A free-market approach to climate change

It’s time for government to stop subsidizing dirty fossil fuels

My granddad always drove an Oldsmobile. As a proud American who beat the Japanese and Germans in World War II, and made his living in American manufacturing, Grandpa took it for granted that our nation’s Big Three Automakers of would do the same. 

Then, sometime in the early 2000s, after another aging Olds came up short, he finally made the switch to a better-rated foreign brand. We grandkids were aghast — until we took a spin in his shiny import and had to concede that someone else had built a better ride. 

It is an article of faith among conservatives like my granddad that the best solution to our problems is a free market one. Let market forces determine the price of goods and services — free from government subsidies and undue regulation — and goods will tend to be good and services of service.

We can all think of examples where healthy competition between competing brands brought prices down and quality up for the good of all consumers. What’s more, free-market thinking might just be the answer we’ve been seeking to catastrophic climate change — if one important condition can be met: information. 

For free markets to function effectively, prices have to accurately reflect the true costs and benefits of a given item.

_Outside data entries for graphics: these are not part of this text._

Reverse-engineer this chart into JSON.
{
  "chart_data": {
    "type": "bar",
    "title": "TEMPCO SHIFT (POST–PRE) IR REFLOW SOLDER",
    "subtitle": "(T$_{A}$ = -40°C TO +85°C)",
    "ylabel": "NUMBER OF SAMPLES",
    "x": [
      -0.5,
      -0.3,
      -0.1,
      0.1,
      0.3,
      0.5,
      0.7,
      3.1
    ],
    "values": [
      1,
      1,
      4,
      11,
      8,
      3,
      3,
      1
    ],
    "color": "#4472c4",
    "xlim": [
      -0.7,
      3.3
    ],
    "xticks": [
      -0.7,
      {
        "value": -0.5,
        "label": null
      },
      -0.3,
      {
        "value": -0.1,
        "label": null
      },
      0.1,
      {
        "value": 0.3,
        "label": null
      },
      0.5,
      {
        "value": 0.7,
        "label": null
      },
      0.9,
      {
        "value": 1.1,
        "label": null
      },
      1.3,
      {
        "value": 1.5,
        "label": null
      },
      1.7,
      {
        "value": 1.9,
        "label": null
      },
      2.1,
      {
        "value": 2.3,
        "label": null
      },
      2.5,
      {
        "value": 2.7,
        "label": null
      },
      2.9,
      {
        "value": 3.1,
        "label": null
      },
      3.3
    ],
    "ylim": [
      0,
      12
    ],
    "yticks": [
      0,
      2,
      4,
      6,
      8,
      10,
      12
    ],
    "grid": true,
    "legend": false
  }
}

Consumers need to know what they’re paying up front as well as any hidden costs down the road. 

Last I checked, a gallon of gasoline sold for around $2.20 in New Hampshire. For many of us, that’s manageable — little reason to worry about buying an SUV or taking that weekend road trip up the coast. Indeed, at $2.20 a gallon, we deem it rational to drive the biggest, sportiest, most comfortable car or truck we can afford. 

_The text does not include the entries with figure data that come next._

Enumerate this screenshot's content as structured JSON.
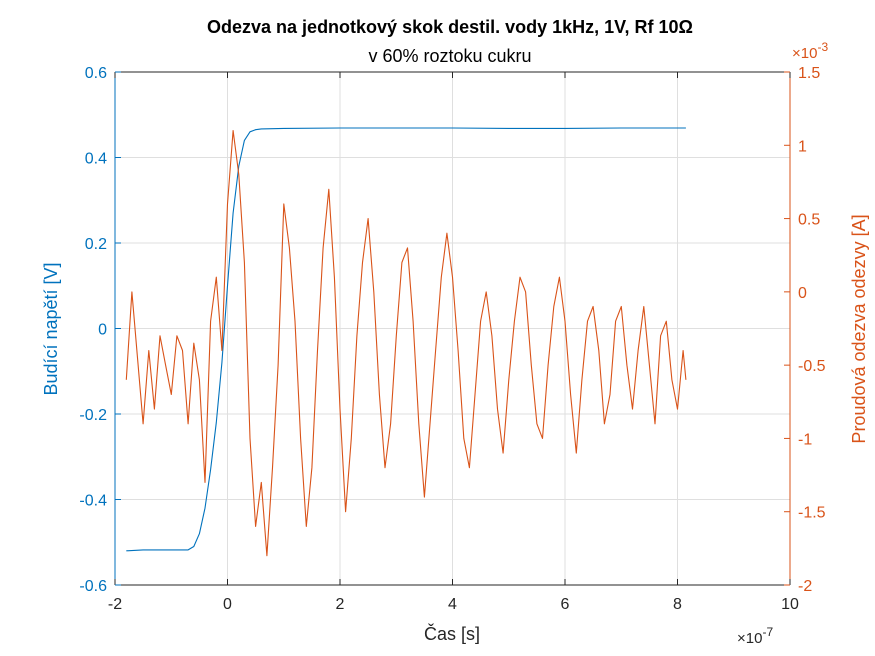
{
  "chart_data": {
    "type": "line",
    "title": "Odezva na jednotkový skok destil. vody 1kHz, 1V, Rf 10Ω",
    "subtitle": "v 60% roztoku cukru",
    "xlabel": "Čas [s]",
    "ylabel_left": "Budící napětí [V]",
    "ylabel_right": "Proudová odezva odezvy [A]",
    "x_exponent_label": "×10",
    "x_exponent_power": "-7",
    "y2_exponent_label": "×10",
    "y2_exponent_power": "-3",
    "xlim": [
      -2e-07,
      1e-06
    ],
    "ylim_left": [
      -0.6,
      0.6
    ],
    "ylim_right": [
      -0.002,
      0.0015
    ],
    "xticks": [
      -2,
      0,
      2,
      4,
      6,
      8,
      10
    ],
    "xtick_labels": [
      "-2",
      "0",
      "2",
      "4",
      "6",
      "8",
      "10"
    ],
    "yticks_left": [
      -0.6,
      -0.4,
      -0.2,
      0,
      0.2,
      0.4,
      0.6
    ],
    "ytick_labels_left": [
      "-0.6",
      "-0.4",
      "-0.2",
      "0",
      "0.2",
      "0.4",
      "0.6"
    ],
    "yticks_right": [
      -2,
      -1.5,
      -1,
      -0.5,
      0,
      0.5,
      1,
      1.5
    ],
    "ytick_labels_right": [
      "-2",
      "-1.5",
      "-1",
      "-0.5",
      "0",
      "0.5",
      "1",
      "1.5"
    ],
    "grid": true,
    "colors": {
      "left": "#0072BD",
      "right": "#D95319",
      "axis": "#262626",
      "grid": "#dfdfdf"
    },
    "series": [
      {
        "axis": "left",
        "color": "#0072BD",
        "x_units": "1e-7 s",
        "x": [
          -1.8,
          -1.5,
          -1.0,
          -0.7,
          -0.6,
          -0.5,
          -0.4,
          -0.3,
          -0.2,
          -0.1,
          0.0,
          0.1,
          0.2,
          0.3,
          0.4,
          0.5,
          0.6,
          1.0,
          2.0,
          3.0,
          4.0,
          5.0,
          6.0,
          7.0,
          8.15
        ],
        "y": [
          -0.52,
          -0.518,
          -0.518,
          -0.518,
          -0.51,
          -0.48,
          -0.42,
          -0.33,
          -0.22,
          -0.08,
          0.1,
          0.27,
          0.38,
          0.44,
          0.46,
          0.465,
          0.467,
          0.468,
          0.469,
          0.469,
          0.469,
          0.468,
          0.468,
          0.469,
          0.469
        ]
      },
      {
        "axis": "right",
        "color": "#D95319",
        "x_units": "1e-7 s",
        "y_units": "1e-3 A",
        "x": [
          -1.8,
          -1.7,
          -1.6,
          -1.5,
          -1.4,
          -1.3,
          -1.2,
          -1.1,
          -1.0,
          -0.9,
          -0.8,
          -0.7,
          -0.6,
          -0.5,
          -0.4,
          -0.3,
          -0.2,
          -0.1,
          0.0,
          0.1,
          0.2,
          0.3,
          0.4,
          0.5,
          0.6,
          0.7,
          0.8,
          0.9,
          1.0,
          1.1,
          1.2,
          1.3,
          1.4,
          1.5,
          1.6,
          1.7,
          1.8,
          1.9,
          2.0,
          2.1,
          2.2,
          2.3,
          2.4,
          2.5,
          2.6,
          2.7,
          2.8,
          2.9,
          3.0,
          3.1,
          3.2,
          3.3,
          3.4,
          3.5,
          3.6,
          3.7,
          3.8,
          3.9,
          4.0,
          4.1,
          4.2,
          4.3,
          4.4,
          4.5,
          4.6,
          4.7,
          4.8,
          4.9,
          5.0,
          5.1,
          5.2,
          5.3,
          5.4,
          5.5,
          5.6,
          5.7,
          5.8,
          5.9,
          6.0,
          6.1,
          6.2,
          6.3,
          6.4,
          6.5,
          6.6,
          6.7,
          6.8,
          6.9,
          7.0,
          7.1,
          7.2,
          7.3,
          7.4,
          7.5,
          7.6,
          7.7,
          7.8,
          7.9,
          8.0,
          8.1,
          8.15
        ],
        "y": [
          -0.6,
          0.0,
          -0.45,
          -0.9,
          -0.4,
          -0.8,
          -0.3,
          -0.5,
          -0.7,
          -0.3,
          -0.4,
          -0.9,
          -0.35,
          -0.6,
          -1.3,
          -0.2,
          0.1,
          -0.4,
          0.6,
          1.1,
          0.8,
          0.2,
          -1.0,
          -1.6,
          -1.3,
          -1.8,
          -1.2,
          -0.5,
          0.6,
          0.3,
          -0.2,
          -1.0,
          -1.6,
          -1.2,
          -0.4,
          0.3,
          0.7,
          0.1,
          -0.8,
          -1.5,
          -1.0,
          -0.3,
          0.2,
          0.5,
          0.0,
          -0.7,
          -1.2,
          -0.9,
          -0.3,
          0.2,
          0.3,
          -0.2,
          -0.9,
          -1.4,
          -0.9,
          -0.4,
          0.1,
          0.4,
          0.1,
          -0.4,
          -1.0,
          -1.2,
          -0.7,
          -0.2,
          0.0,
          -0.3,
          -0.8,
          -1.1,
          -0.6,
          -0.2,
          0.1,
          0.0,
          -0.5,
          -0.9,
          -1.0,
          -0.5,
          -0.1,
          0.1,
          -0.2,
          -0.7,
          -1.1,
          -0.6,
          -0.2,
          -0.1,
          -0.4,
          -0.9,
          -0.7,
          -0.2,
          -0.1,
          -0.5,
          -0.8,
          -0.4,
          -0.1,
          -0.5,
          -0.9,
          -0.3,
          -0.2,
          -0.6,
          -0.8,
          -0.4,
          -0.6
        ]
      }
    ]
  }
}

But what if the price of gasoline was being artificially deflated by massive government subsidies at taxpayer expense, a perversion of free-market economics? 

According to the nonpartisan Center for Investigative Reporting, the real price we pay for a gallon of gas is not $2.20 but $15 when you factor in the public supports and negative externalities associated with exploring, mining, refining, transporting, defending and burning our precious petroleum. Would you pay that price at the pump?

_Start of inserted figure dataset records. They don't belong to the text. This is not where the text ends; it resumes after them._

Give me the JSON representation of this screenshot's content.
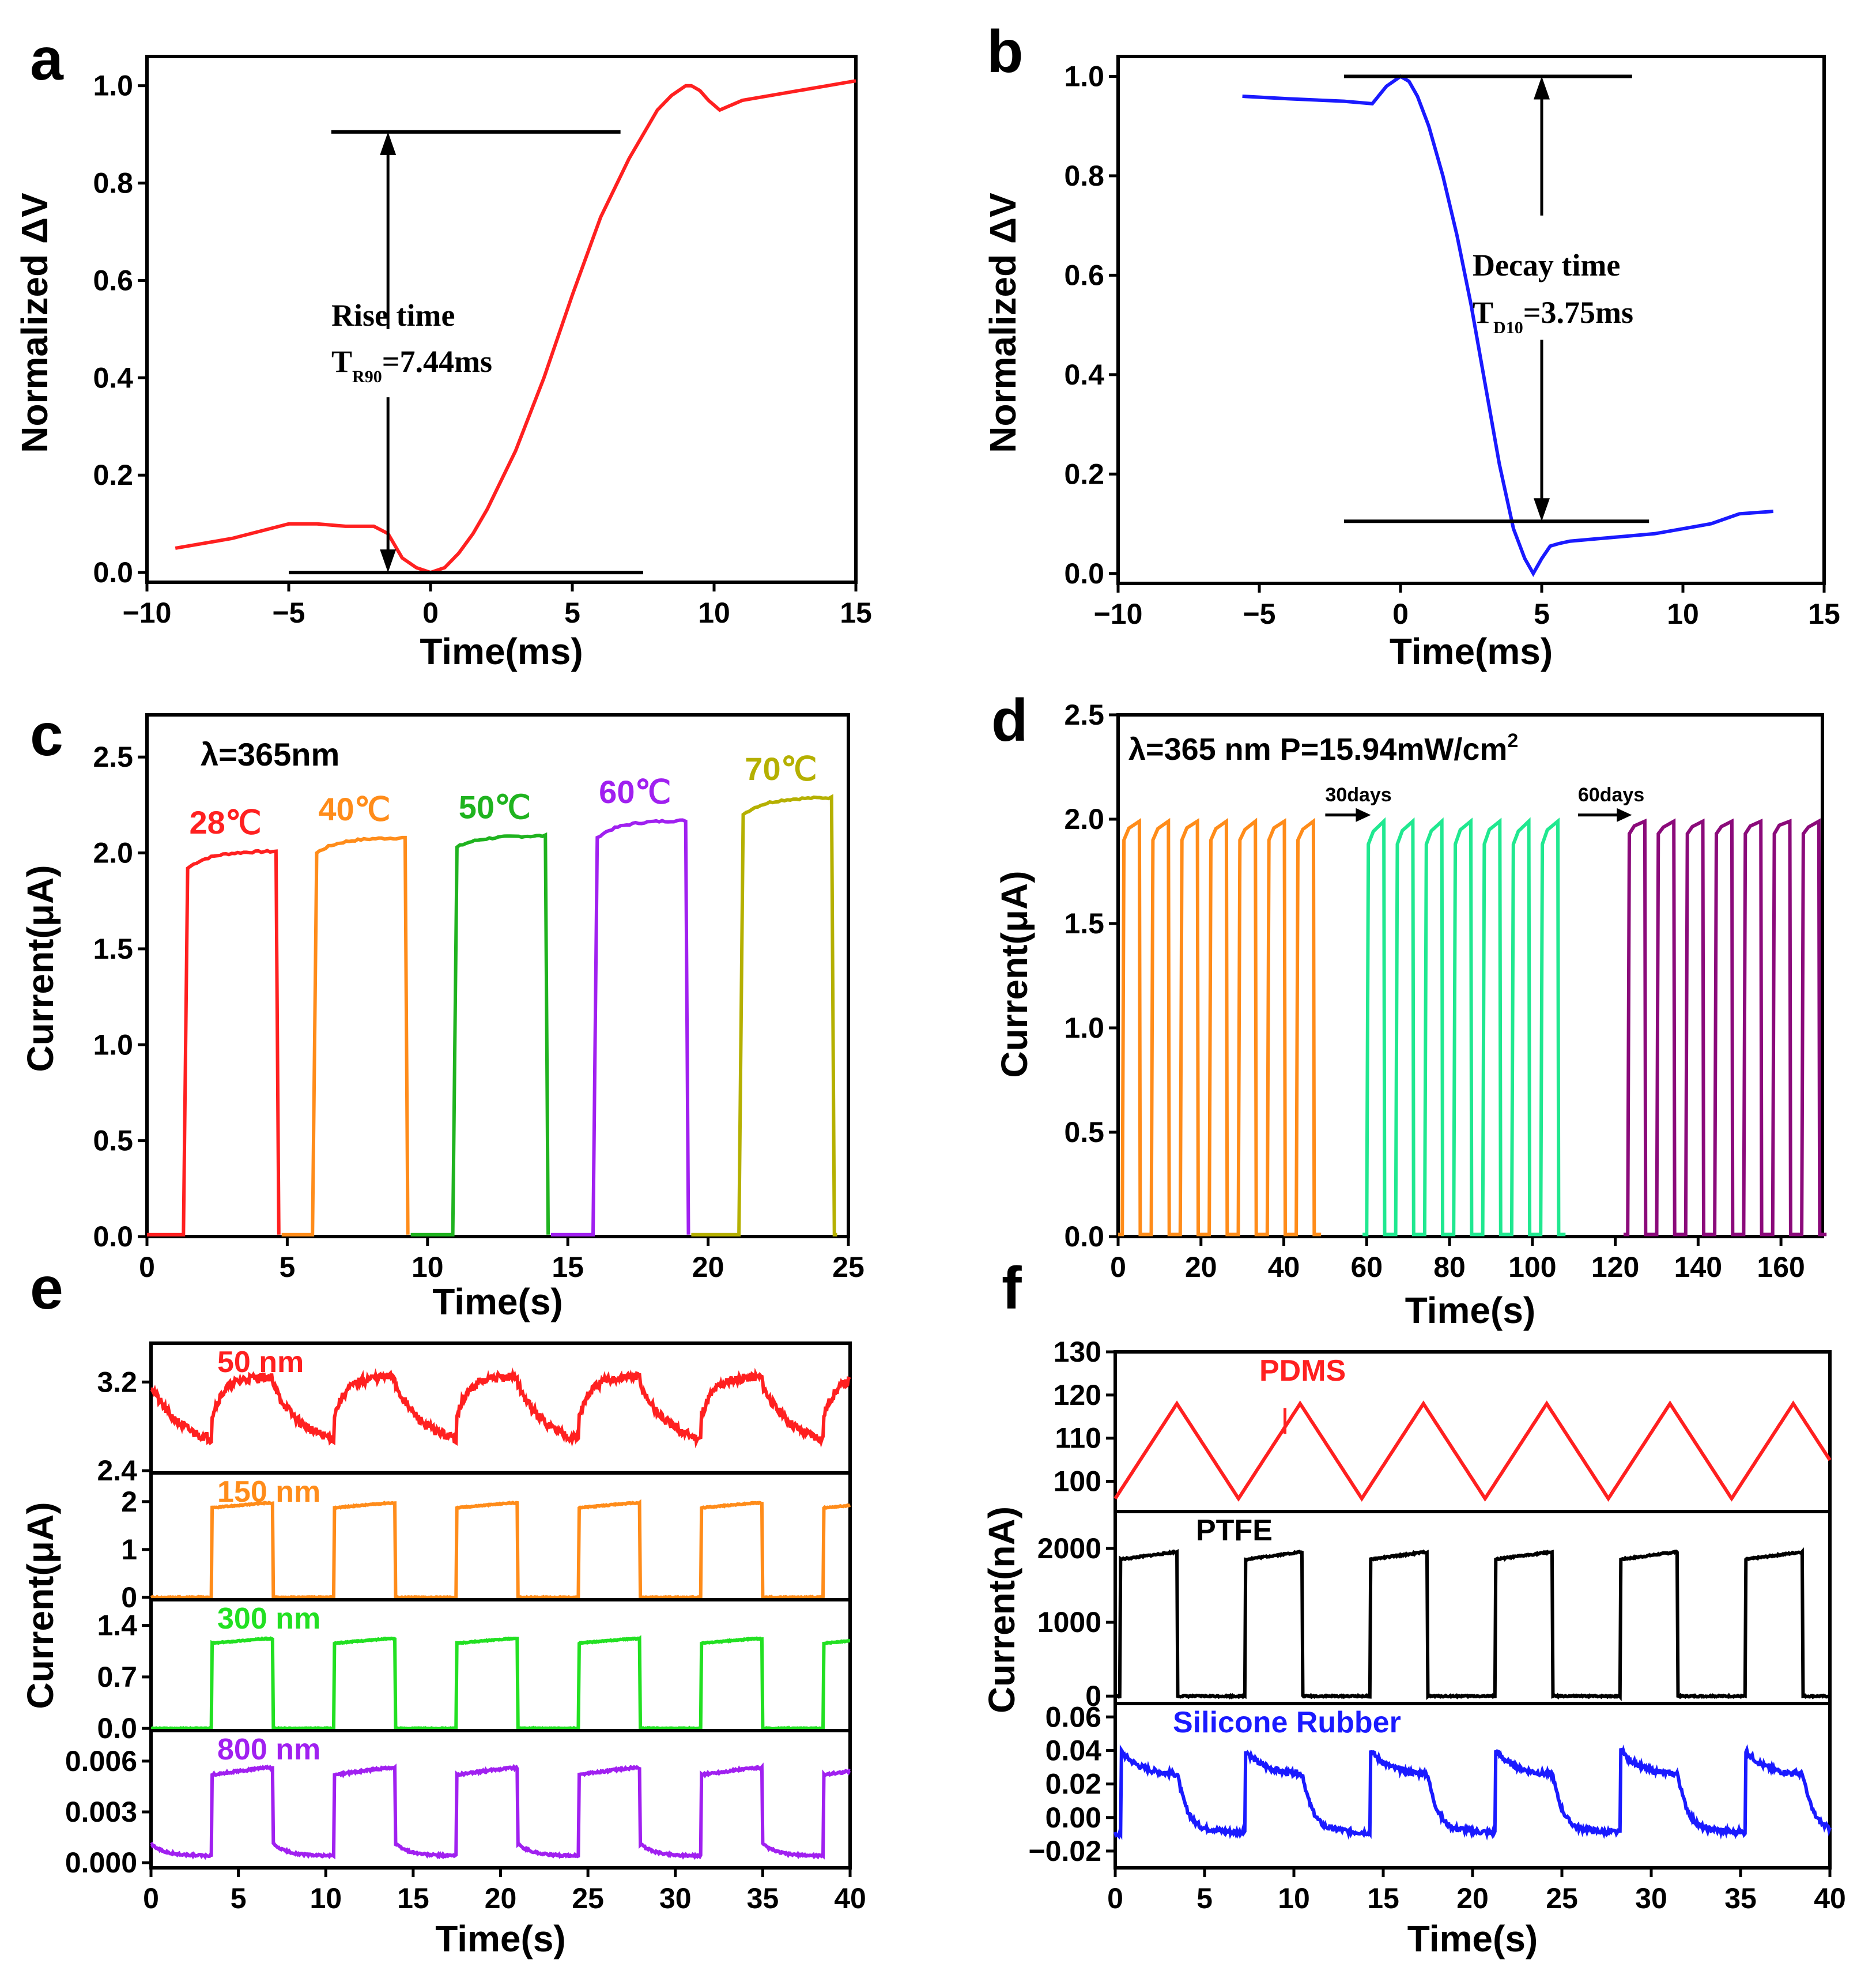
{
  "colors": {
    "red": "#ff2020",
    "blue": "#1a1aff",
    "orange": "#ff8c1a",
    "green": "#1fb31f",
    "purple": "#a020f0",
    "olive": "#b5b000",
    "mint": "#20e890",
    "darkpurple": "#8b0a7a",
    "lightgreen": "#22e022",
    "black": "#000000"
  },
  "chart_data": [
    {
      "panel": "a",
      "type": "line",
      "xlabel": "Time(ms)",
      "ylabel": "Normalized ΔV",
      "xlim": [
        -10,
        15
      ],
      "ylim": [
        -0.02,
        1.06
      ],
      "xticks": [
        "-10",
        "-5",
        "0",
        "5",
        "10",
        "15"
      ],
      "yticks": [
        "0.0",
        "0.2",
        "0.4",
        "0.6",
        "0.8",
        "1.0"
      ],
      "series": [
        {
          "name": "rise",
          "color": "red",
          "x": [
            -9,
            -7,
            -5,
            -4,
            -3,
            -2,
            -1.5,
            -1,
            -0.5,
            0,
            0.5,
            1,
            1.5,
            2,
            3,
            4,
            5,
            6,
            7,
            8,
            8.5,
            9,
            9.2,
            9.5,
            9.8,
            10.2,
            11,
            12,
            13,
            14,
            15
          ],
          "y": [
            0.05,
            0.07,
            0.1,
            0.1,
            0.095,
            0.095,
            0.08,
            0.03,
            0.01,
            0.0,
            0.01,
            0.04,
            0.08,
            0.13,
            0.25,
            0.4,
            0.57,
            0.73,
            0.85,
            0.95,
            0.98,
            1.0,
            1.0,
            0.99,
            0.97,
            0.95,
            0.97,
            0.98,
            0.99,
            1.0,
            1.01
          ]
        }
      ],
      "annotation": {
        "title": "Rise time",
        "t_main": "T",
        "t_sub": "R90",
        "t_value": "=7.44ms"
      }
    },
    {
      "panel": "b",
      "type": "line",
      "xlabel": "Time(ms)",
      "ylabel": "Normalized ΔV",
      "xlim": [
        -10,
        15
      ],
      "ylim": [
        -0.02,
        1.04
      ],
      "xticks": [
        "-10",
        "-5",
        "0",
        "5",
        "10",
        "15"
      ],
      "yticks": [
        "0.0",
        "0.2",
        "0.4",
        "0.6",
        "0.8",
        "1.0"
      ],
      "series": [
        {
          "name": "decay",
          "color": "blue",
          "x": [
            -5.6,
            -4,
            -2,
            -1,
            -0.5,
            0,
            0.3,
            0.6,
            1,
            1.5,
            2,
            2.5,
            3,
            3.5,
            4,
            4.4,
            4.7,
            5,
            5.3,
            5.6,
            6,
            7,
            8,
            9,
            10,
            11,
            12,
            13.2
          ],
          "y": [
            0.96,
            0.955,
            0.95,
            0.945,
            0.98,
            1.0,
            0.99,
            0.96,
            0.9,
            0.8,
            0.68,
            0.54,
            0.38,
            0.22,
            0.09,
            0.03,
            0.0,
            0.03,
            0.055,
            0.06,
            0.065,
            0.07,
            0.075,
            0.08,
            0.09,
            0.1,
            0.12,
            0.125
          ]
        }
      ],
      "annotation": {
        "title": "Decay time",
        "t_main": "T",
        "t_sub": "D10",
        "t_value": "=3.75ms"
      }
    },
    {
      "panel": "c",
      "type": "line",
      "xlabel": "Time(s)",
      "ylabel": "Current(μA)",
      "xlim": [
        0,
        25
      ],
      "ylim": [
        0,
        2.72
      ],
      "xticks": [
        "0",
        "5",
        "10",
        "15",
        "20",
        "25"
      ],
      "yticks": [
        "0.0",
        "0.5",
        "1.0",
        "1.5",
        "2.0",
        "2.5"
      ],
      "legend_text": "λ=365nm",
      "pulses": [
        {
          "label": "28℃",
          "color": "red",
          "on": 1.3,
          "off": 4.7,
          "low": 1.92,
          "high": 2.01
        },
        {
          "label": "40℃",
          "color": "orange",
          "on": 5.9,
          "off": 9.3,
          "low": 2.0,
          "high": 2.08
        },
        {
          "label": "50℃",
          "color": "green",
          "on": 10.9,
          "off": 14.3,
          "low": 2.03,
          "high": 2.09
        },
        {
          "label": "60℃",
          "color": "purple",
          "on": 15.9,
          "off": 19.3,
          "low": 2.08,
          "high": 2.17
        },
        {
          "label": "70℃",
          "color": "olive",
          "on": 21.1,
          "off": 24.5,
          "low": 2.2,
          "high": 2.29
        }
      ]
    },
    {
      "panel": "d",
      "type": "line",
      "xlabel": "Time(s)",
      "ylabel": "Current(μA)",
      "xlim": [
        0,
        170
      ],
      "ylim": [
        0,
        2.5
      ],
      "xticks": [
        "0",
        "20",
        "40",
        "60",
        "80",
        "100",
        "120",
        "140",
        "160"
      ],
      "yticks": [
        "0.0",
        "0.5",
        "1.0",
        "1.5",
        "2.0",
        "2.5"
      ],
      "legend_text": "λ=365 nm P=15.94mW/cm",
      "legend_sup": "2",
      "arrows": [
        {
          "label": "30days",
          "from": 50,
          "to": 61
        },
        {
          "label": "60days",
          "from": 111,
          "to": 124
        }
      ],
      "groups": [
        {
          "color": "orange",
          "start": 1,
          "period": 7,
          "count": 7,
          "low": 1.9,
          "high": 1.99
        },
        {
          "color": "mint",
          "start": 60,
          "period": 7,
          "count": 7,
          "low": 1.88,
          "high": 1.99
        },
        {
          "color": "darkpurple",
          "start": 123,
          "period": 7,
          "count": 7,
          "low": 1.93,
          "high": 1.99
        }
      ]
    },
    {
      "panel": "e",
      "type": "line",
      "xlabel": "Time(s)",
      "ylabel": "Current(μA)",
      "xlim": [
        0,
        40
      ],
      "xticks": [
        "0",
        "5",
        "10",
        "15",
        "20",
        "25",
        "30",
        "35",
        "40"
      ],
      "subplots": [
        {
          "label": "50 nm",
          "color": "red",
          "ylim": [
            2.38,
            3.55
          ],
          "yticks": [
            "2.4",
            "3.2"
          ],
          "ytick_values": [
            2.4,
            3.2
          ],
          "low": 2.62,
          "high": 3.25,
          "shape": "sawtooth"
        },
        {
          "label": "150 nm",
          "color": "orange",
          "ylim": [
            -0.05,
            2.6
          ],
          "yticks": [
            "0",
            "1",
            "2"
          ],
          "ytick_values": [
            0,
            1,
            2
          ],
          "low": 0.0,
          "high": 1.97,
          "shape": "square"
        },
        {
          "label": "300 nm",
          "color": "lightgreen",
          "ylim": [
            -0.03,
            1.75
          ],
          "yticks": [
            "0.0",
            "0.7",
            "1.4"
          ],
          "ytick_values": [
            0.0,
            0.7,
            1.4
          ],
          "low": 0.0,
          "high": 1.22,
          "shape": "square"
        },
        {
          "label": "800 nm",
          "color": "purple",
          "ylim": [
            -0.0003,
            0.0078
          ],
          "yticks": [
            "0.000",
            "0.003",
            "0.006"
          ],
          "ytick_values": [
            0.0,
            0.003,
            0.006
          ],
          "low": 0.0004,
          "high": 0.0052,
          "shape": "decay"
        }
      ],
      "on_times": [
        3.5,
        10.5,
        17.5,
        24.5,
        31.5,
        38.5
      ],
      "off_times": [
        7.0,
        14.0,
        21.0,
        28.0,
        35.0
      ]
    },
    {
      "panel": "f",
      "type": "line",
      "xlabel": "Time(s)",
      "ylabel": "Current(nA)",
      "xlim": [
        0,
        40
      ],
      "xticks": [
        "0",
        "5",
        "10",
        "15",
        "20",
        "25",
        "30",
        "35",
        "40"
      ],
      "subplots": [
        {
          "label": "PDMS",
          "color": "red",
          "ylim": [
            93,
            130
          ],
          "yticks": [
            "100",
            "110",
            "120",
            "130"
          ],
          "ytick_values": [
            100,
            110,
            120,
            130
          ],
          "low": 96,
          "high": 118,
          "shape": "triangle"
        },
        {
          "label": "PTFE",
          "color": "black",
          "ylim": [
            -100,
            2500
          ],
          "yticks": [
            "0",
            "1000",
            "2000"
          ],
          "ytick_values": [
            0,
            1000,
            2000
          ],
          "low": 0,
          "high": 1950,
          "shape": "square"
        },
        {
          "label": "Silicone Rubber",
          "color": "blue",
          "ylim": [
            -0.03,
            0.068
          ],
          "yticks": [
            "-0.02",
            "0.00",
            "0.02",
            "0.04",
            "0.06"
          ],
          "ytick_values": [
            -0.02,
            0.0,
            0.02,
            0.04,
            0.06
          ],
          "low": -0.015,
          "high": 0.04,
          "shape": "bumps"
        }
      ],
      "on_times": [
        0.3,
        7.3,
        14.3,
        21.3,
        28.3,
        35.3
      ],
      "off_times": [
        3.5,
        10.5,
        17.5,
        24.5,
        31.5,
        38.5
      ]
    }
  ],
  "panel_letters": [
    "a",
    "b",
    "c",
    "d",
    "e",
    "f"
  ]
}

In a true free-market economy, where taxpayers were no longer obligated to subsidize the most profitable (and politically connected) corporations on earth, would gas and gas-powered transportation stand a chance against cleaner technologies? The answer — like your answer to $15 gas at the pump — is a resounding no.

The same is true for energy in general. According to a growing body of academic research reported in Scientific American, the real cost of carbon pollution is $220 a ton, six times greater than official government estimates and many times more than the price we pay upfront when we purchase fossil fuels to heat and cool our homes and power our way of life. Those costs are not being paid by the fossil fuel industry — they are borne by us and by our kids.

The good news is that, in spite of market perversions and the failure of American leaders to put an accurate price on carbon, advances in clean technology have already made solar and wind the cheapest forms of energy on earth. 

Although the conversion costs are real and essential storage technologies have yet to fully mature, the economic and social benefits of such a market-based transition are enormous — if only government will stop subsidizing dirty fossil fuels before it is too late. 

Surely that is a cause on which conservatives and progressives can agree. 

Dan Weeks of Nashua is a director at ReVision Energy.